We have seen, that in the House of Representatives, early in the session, propositions for amending the Constitution, abolishing and prohibiting slavery were introduced. On the 15th of February, 1864, on motion of Mr. Arnold of Illinois, the House adopted the following resolution:

"Resolved, That the Constitution should be so amended, as to abolish slavery in the United States wherever it now exists, and to prohibit its existence in every part thereof, forever." *

This, it is believed, was the first resolution ever adopted in Congress in favor of the entire abolition of slavery. Although it passed by a decided majority, it was doubtful whether the amendment offered, could obtain the two-thirds vote required by the Constitution for its passage.

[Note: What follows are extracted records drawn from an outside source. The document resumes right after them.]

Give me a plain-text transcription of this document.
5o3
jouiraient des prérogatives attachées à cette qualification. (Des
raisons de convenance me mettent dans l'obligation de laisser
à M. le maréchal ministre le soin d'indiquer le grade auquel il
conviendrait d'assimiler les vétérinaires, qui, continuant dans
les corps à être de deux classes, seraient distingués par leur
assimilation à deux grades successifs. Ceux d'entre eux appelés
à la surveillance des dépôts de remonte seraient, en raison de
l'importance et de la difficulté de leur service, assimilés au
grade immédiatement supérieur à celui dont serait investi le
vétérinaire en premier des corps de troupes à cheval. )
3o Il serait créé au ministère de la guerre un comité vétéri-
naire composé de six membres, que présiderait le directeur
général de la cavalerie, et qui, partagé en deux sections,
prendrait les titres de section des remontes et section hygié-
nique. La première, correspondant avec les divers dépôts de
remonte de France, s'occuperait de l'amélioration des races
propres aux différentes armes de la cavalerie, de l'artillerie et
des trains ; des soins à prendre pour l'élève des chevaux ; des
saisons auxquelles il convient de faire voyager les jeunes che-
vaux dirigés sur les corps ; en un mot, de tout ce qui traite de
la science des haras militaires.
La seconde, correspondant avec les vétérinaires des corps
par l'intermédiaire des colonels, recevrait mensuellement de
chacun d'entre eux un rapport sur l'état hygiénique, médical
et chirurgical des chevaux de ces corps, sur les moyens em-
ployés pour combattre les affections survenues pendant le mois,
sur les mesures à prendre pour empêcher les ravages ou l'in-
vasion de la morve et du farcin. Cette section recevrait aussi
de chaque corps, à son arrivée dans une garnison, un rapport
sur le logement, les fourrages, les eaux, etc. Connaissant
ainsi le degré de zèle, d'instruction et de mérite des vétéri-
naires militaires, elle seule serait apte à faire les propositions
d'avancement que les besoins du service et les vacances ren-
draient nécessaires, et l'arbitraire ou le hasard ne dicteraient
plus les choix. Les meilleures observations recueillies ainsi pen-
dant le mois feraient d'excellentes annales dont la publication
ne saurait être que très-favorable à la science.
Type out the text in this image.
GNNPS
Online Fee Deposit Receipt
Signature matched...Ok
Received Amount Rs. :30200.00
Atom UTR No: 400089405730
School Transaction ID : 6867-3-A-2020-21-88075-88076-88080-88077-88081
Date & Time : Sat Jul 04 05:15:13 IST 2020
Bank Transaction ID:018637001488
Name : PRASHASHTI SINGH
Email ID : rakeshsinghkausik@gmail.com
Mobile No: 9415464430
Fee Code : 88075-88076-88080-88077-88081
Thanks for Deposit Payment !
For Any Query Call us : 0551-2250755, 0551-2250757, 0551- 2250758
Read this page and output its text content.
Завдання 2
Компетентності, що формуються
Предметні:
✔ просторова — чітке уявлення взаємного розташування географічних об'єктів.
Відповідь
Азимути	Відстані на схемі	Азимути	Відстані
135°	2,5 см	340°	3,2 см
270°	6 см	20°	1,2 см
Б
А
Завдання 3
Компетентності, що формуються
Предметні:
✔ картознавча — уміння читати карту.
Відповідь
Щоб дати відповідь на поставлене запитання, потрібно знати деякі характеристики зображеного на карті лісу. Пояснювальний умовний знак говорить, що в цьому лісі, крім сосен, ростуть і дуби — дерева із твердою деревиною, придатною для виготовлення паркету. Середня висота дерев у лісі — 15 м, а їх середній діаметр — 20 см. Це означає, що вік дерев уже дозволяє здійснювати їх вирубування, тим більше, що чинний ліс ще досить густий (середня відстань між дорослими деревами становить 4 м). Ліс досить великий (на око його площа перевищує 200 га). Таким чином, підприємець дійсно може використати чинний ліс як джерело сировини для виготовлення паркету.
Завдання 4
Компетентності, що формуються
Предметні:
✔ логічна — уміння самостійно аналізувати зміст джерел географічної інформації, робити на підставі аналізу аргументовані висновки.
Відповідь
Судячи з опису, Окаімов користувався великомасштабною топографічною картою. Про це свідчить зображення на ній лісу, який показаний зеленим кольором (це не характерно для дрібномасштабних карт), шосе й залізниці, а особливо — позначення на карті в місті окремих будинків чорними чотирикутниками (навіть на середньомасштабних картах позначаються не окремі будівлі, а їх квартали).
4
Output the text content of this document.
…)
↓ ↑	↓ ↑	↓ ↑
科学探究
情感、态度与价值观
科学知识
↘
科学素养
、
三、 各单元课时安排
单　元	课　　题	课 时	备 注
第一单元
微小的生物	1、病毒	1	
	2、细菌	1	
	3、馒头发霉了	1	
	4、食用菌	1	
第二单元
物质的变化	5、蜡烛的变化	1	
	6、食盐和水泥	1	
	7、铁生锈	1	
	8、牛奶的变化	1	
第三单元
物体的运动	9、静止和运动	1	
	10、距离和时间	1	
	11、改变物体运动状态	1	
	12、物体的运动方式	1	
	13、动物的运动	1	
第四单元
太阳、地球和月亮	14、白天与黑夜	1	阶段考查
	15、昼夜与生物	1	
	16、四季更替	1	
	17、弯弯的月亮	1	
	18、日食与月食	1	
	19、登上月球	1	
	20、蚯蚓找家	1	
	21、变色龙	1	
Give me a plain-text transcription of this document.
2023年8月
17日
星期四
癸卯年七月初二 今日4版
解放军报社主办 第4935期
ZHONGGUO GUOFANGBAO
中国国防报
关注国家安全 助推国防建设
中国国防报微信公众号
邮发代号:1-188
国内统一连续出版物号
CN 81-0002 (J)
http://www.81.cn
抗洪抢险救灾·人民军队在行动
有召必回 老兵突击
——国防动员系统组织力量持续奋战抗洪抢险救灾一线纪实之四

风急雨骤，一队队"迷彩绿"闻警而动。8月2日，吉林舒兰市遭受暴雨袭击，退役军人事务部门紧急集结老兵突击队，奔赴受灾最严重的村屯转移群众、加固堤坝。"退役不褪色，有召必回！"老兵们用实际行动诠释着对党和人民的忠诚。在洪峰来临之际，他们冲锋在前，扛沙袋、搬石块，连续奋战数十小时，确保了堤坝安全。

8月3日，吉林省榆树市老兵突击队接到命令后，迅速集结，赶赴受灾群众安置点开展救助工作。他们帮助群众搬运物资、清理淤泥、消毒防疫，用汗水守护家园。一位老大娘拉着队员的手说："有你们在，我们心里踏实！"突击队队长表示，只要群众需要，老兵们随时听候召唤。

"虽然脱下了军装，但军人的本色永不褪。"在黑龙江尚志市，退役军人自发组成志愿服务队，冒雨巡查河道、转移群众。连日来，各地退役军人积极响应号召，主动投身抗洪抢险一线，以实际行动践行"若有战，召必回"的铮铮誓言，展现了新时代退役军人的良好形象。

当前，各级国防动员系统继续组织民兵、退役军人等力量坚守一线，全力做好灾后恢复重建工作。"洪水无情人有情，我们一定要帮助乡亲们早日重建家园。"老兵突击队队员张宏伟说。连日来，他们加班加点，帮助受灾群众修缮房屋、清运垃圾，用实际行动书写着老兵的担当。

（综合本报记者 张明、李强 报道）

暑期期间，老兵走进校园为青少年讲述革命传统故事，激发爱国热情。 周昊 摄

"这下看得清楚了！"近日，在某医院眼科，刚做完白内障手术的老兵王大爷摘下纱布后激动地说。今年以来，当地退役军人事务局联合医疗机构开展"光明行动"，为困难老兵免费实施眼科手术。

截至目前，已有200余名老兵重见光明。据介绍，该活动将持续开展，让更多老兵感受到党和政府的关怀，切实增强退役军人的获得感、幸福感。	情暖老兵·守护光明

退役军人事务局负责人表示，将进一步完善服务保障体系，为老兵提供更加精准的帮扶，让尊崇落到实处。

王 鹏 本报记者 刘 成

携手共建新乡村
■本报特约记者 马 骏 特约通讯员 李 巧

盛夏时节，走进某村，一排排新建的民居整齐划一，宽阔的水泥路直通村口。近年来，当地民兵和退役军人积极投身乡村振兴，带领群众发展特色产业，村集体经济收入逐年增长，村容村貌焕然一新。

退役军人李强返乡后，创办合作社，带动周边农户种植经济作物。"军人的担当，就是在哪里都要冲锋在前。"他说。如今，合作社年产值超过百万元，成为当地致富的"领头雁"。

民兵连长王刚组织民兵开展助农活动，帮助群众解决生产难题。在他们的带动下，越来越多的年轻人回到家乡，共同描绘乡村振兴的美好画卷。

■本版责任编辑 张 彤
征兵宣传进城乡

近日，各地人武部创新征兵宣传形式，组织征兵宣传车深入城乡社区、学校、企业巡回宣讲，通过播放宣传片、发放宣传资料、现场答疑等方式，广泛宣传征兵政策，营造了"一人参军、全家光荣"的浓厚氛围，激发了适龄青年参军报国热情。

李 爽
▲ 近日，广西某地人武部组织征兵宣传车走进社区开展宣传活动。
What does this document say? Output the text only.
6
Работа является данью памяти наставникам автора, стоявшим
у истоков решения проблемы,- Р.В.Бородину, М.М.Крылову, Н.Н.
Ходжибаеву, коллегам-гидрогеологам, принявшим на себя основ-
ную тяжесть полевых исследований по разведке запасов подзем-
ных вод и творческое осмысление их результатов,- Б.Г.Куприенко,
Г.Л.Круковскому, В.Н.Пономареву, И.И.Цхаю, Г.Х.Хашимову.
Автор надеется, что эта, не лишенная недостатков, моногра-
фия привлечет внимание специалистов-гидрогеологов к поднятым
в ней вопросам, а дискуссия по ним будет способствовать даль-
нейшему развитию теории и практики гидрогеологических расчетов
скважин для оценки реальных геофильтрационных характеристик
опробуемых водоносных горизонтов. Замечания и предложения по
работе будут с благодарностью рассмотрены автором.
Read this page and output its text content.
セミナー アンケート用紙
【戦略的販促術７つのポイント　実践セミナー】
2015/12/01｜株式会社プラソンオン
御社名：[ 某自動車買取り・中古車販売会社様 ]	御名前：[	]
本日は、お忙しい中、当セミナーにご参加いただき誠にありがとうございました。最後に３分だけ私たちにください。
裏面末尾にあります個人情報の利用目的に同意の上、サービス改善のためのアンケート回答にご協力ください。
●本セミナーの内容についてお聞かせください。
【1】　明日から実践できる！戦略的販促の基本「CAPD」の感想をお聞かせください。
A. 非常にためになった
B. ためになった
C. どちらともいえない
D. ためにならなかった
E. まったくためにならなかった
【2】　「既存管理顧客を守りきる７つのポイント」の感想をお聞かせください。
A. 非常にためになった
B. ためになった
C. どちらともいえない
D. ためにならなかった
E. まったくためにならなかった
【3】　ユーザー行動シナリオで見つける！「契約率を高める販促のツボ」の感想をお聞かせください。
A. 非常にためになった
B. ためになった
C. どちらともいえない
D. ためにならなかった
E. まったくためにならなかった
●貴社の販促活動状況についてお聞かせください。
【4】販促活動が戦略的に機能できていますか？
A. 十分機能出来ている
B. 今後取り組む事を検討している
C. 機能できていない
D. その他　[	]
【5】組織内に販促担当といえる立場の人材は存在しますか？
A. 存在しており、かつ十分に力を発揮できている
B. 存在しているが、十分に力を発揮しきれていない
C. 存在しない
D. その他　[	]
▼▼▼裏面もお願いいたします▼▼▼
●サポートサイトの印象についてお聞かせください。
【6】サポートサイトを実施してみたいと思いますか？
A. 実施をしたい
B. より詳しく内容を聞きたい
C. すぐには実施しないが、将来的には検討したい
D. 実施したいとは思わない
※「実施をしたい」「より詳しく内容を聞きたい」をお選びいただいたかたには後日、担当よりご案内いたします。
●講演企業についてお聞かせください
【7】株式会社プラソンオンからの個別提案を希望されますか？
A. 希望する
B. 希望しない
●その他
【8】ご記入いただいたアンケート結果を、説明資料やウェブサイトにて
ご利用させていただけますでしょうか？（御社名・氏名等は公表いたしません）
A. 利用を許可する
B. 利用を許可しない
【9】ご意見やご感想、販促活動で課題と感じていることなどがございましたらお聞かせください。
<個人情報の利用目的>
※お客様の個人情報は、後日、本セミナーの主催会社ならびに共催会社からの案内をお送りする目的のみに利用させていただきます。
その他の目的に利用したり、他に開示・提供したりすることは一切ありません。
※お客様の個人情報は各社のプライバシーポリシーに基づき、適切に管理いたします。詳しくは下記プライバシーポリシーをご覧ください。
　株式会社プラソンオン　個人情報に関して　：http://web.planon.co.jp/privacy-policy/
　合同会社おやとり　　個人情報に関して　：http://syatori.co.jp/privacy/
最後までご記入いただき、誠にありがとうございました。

The very decided vote in its favor in the Senate, the pressure of a constantly increasing public sentiment demanding its passage, it was hoped would carry it through. The President used all the means in his power to secure its success. He personally urged all on whom he could exert an influence, to vote for it. The discussion upon the proposition began on the 31st of May, and it was not finally brought to a vote until the 15th of June. It was opposed by Messrs. Holman of

*Congressional Globe, Vol. 50, p. 659.